In classical formal language theory, the theorem can be used to prove that certain context-free languages are inherently ambiguous. For example, the Goldstine language $L_G$ over the alphabet $\{a,b\}$ consists of the words $a^{n_1}ba^{n_2}b\cdots a^{n_p}b$ with $p\ge 1$, $n_i>0$ for $i \in \{1,2,\ldots,p\}$, and $n_j \neq j$ for some $j \in \{1,2,\ldots,p\}$.

It is comparably easy to show that the language $L_G$ is context-free (Berstel & Boasson 1990). The harder part is to show that there does not exist an unambiguous grammar that generates $L_G$. This can be proved as follows: If $g_k$ denotes the number of words of length $k$ in $L_G$, then for the associated power series holds $G(x) = \sum_{k=0}^\infty g_k x^k = \frac{1-x}{1-2x}- \frac1x \sum_{k \ge 1} x^{k(k+1)/2-1}$. Using methods from complex analysis, one can prove that this function is not algebraic over $\mathbb{Q}(x)$. By the Chomsky-Schützenberger theorem, one can conclude that $L_G$ does not admit an unambiguous context-free grammar. See (Berstel & Boasson 1990) for detailed account.

## The theorem about representing context-free languages

Also for the other theorem bearing this name, a few notions from formal language theory are in order. A context-free language is regular, if can be described by a regular expression, or, equivalently, if it is accepted by a finite automaton. A homomorphism is based on a function $h$ which maps symbols from an alphabet $\Gamma$ to words over another alphabet $\Sigma$; If the domain of this function is extended to words over $\Gamma$ in the natural way, by letting $h(xy)=h(x)h(y)$ for all words $x$ and $y$, this yields a homomorphism $h:\Gamma^*\to \Sigma^*$. A matched alphabet $T \cup \overline T$ is an alphabet with two equal-sized sets; it is convenient to think of it as a set of parentheses types, where $T$ contains the opening parenthesis symbols, whereas the symbols in $\overline T$ contains the closing parenthesis symbols. For a matched alphabet $T \cup \overline T$, the Dyck language $D_T$ is given by

$D_T = \{\,w \in (T \cup \overline T)^* \mid w \text{ is a correctly nested sequence of parentheses} \,\}$

words that are well-nested parentheses over $T \cup \overline T$.

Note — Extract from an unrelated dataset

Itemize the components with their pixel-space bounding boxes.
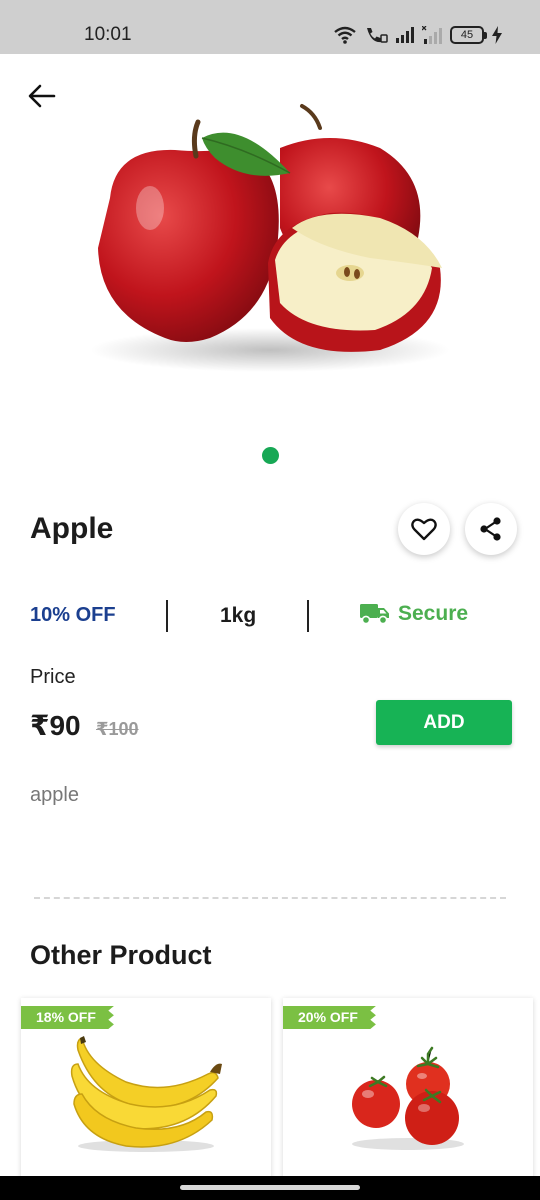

Chomsky–Schützenberger theorem. A language L over the alphabet $\Sigma$ is context-free if and only if there exists
• a matched alphabet $T \cup \overline T$
• a regular language $R$ over $T \cup \overline T$,
• and a homomorphism $h : (T \cup \overline T)^* \to \Sigma^*$
such that $L = h(D_T \cap R)$.

Proofs of this theorem are given by Hotz & Kretschmer (1989) and Autebert, Berstel & Boasson (1997).

## Bibliography

Autebert, Jean-Michel; Berstel, Jean; Boasson, Luc (1997). "Context-Free Languages and Push-Down Automata". In G. Rozenberg and A. Salomaa, eds., Handbook of Formal Languages, Vol. 1: Word, Language, Grammar (pp. 111–174). Berlin: Springer-Verlag. ISBN 3-540-60420-0.
Berstel, Jean; Boasson, Luc (1990). "Context-free languages". In van Leeuwen, Jan. Handbook of Theoretical Computer Science, Volume B: Formal Models and Semantics. Elsevier and MIT press. pp. 59–102. ISBN 0-444-88074-7.
Chomsky, Noam; Schützenberger, Marcel-Paul (1963). "The Algebraic Theory of Context-Free Languages". "In P. Braffort and D. Hirschberg, eds., Computer Programming and Formal Systems (pp. 118–161)". Amsterdam: North-Holland.
Gruber, Hermann; Lee, Jonathan; Shallit, Jeffrey (2012). "Enumerating regular expressions and their languages". arXiv:1204.4982 [cs.FL].
Hotz, G.; Kretschmer, T. (1989). "The power of the Greibach normal form". Elektronische Informationsverarbeitung und Kybernetik 25 (10): 507–512.
Kuich, Werner; Salomaa, Arto (1985). Semirings, Automata, Languages. Berlin: Springer-Verlag. ISBN 978-3-642-69961-0.
Panholzer, Alois (2005). "Gröbner Bases and the Defining Polynomial of a Context-free Grammar Generating Function". Journal of Automata, Languages and Combinatorics 10: 79–97.